Carolyn St. Charles, MBA, BSN, RN

HealthTech, Chief Clinical Officer

Carolyn St. Charles has more than 30 years’ experience in healthcare, including more than 15 years in senior leadership positions.  St. Charles works collaboratively with senior leaders, providers and clinical staff to develop and implement sustainable strategies for improving both financial and clinical outcomes.  She provides education and consulting for Swing Bed programs thru-out the United States.

St. Charles earned an Associate Degree in Nursing from Pima Community College in Tucson, Arizona, a Bachelor of Science in Nursing from Northern Arizona University and a Master of Business Administration from the University of Washington Foster School of Business. She is a member of the American Organization of Nurse Executives, Case Management Society of America and Phi Kappa Phi.


Cheri Benander, RN MSN, CHC, C-NHCE

HealthTech Clinical & Compliance Consultant

Cheri has over 30 years’ experience in various healthcare roles to include clinical, management, administration, compliance, consulting, and education. Her leadership experience has extended to multiple healthcare settings to include acute care, home health, hospice, assisted living and long-term care. As a consultant, Ms. Benander has worked collaboratively with leaders and clinical staff to improve productivity, time management, and leadership skills, formulate survey responses, and implement various programs including compliance.
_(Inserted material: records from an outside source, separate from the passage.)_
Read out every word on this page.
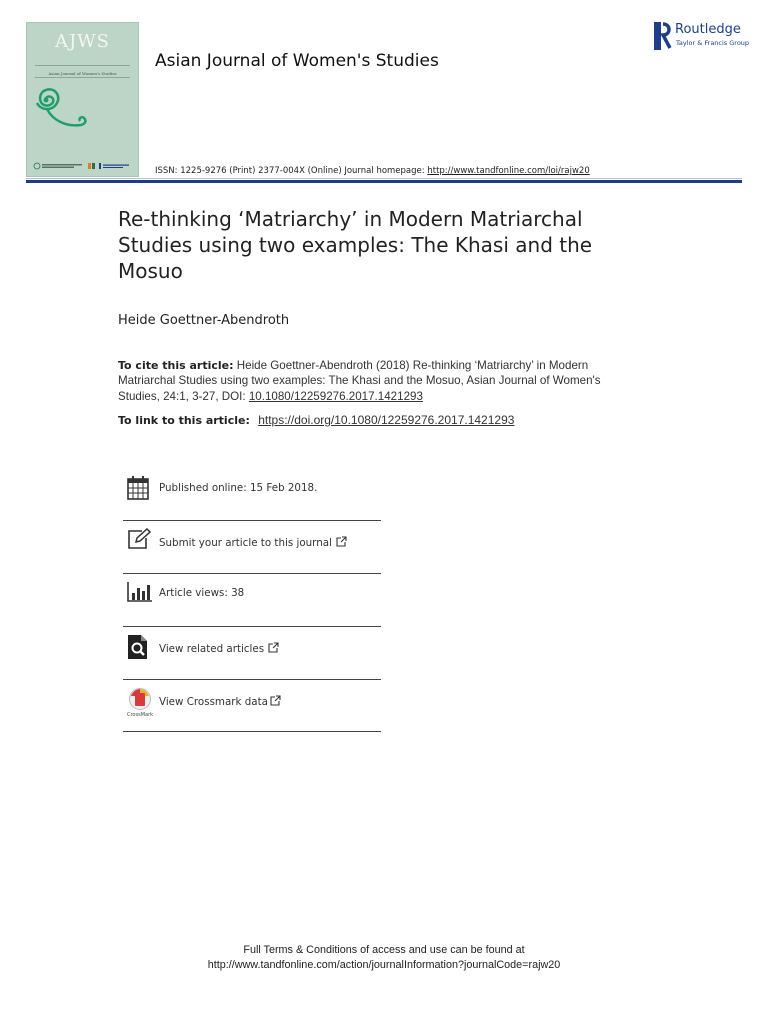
AJWS
Asian Journal of Women's Studies
Asian Journal of Women's Studies
Routledge
Taylor & Francis Group
ISSN: 1225-9276 (Print) 2377-004X (Online) Journal homepage: http://www.tandfonline.com/loi/rajw20
Re-thinking ‘Matriarchy’ in Modern Matriarchal Studies using two examples: The Khasi and the Mosuo
Heide Goettner-Abendroth
To cite this article: Heide Goettner-Abendroth (2018) Re-thinking ‘Matriarchy’ in Modern Matriarchal Studies using two examples: The Khasi and the Mosuo, Asian Journal of Women's Studies, 24:1, 3-27, DOI: 10.1080/12259276.2017.1421293
To link to this article: https://doi.org/10.1080/12259276.2017.1421293
Published online: 15 Feb 2018.
Submit your article to this journal
Article views: 38
View related articles
CrossMark
View Crossmark data
Full Terms & Conditions of access and use can be found at
http://www.tandfonline.com/action/journalInformation?journalCode=rajw20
She received her undergraduate nursing education from Fort Scott Community College and her bachelor’s and master’s degrees in nursing from the University of Phoenix. She is a Certified Healthcare Compliance (CHC) professional through the Health Care Compliance Association (HCCA) and received a graduate certification in Nursing and Healthcare Education from the University of Phoenix. Benander is a registered nurse and a member of the American Nurses Association (ANA) , the American Organization of Nursing Leadership (AONL), and the Health Care Compliance Association (HCCA).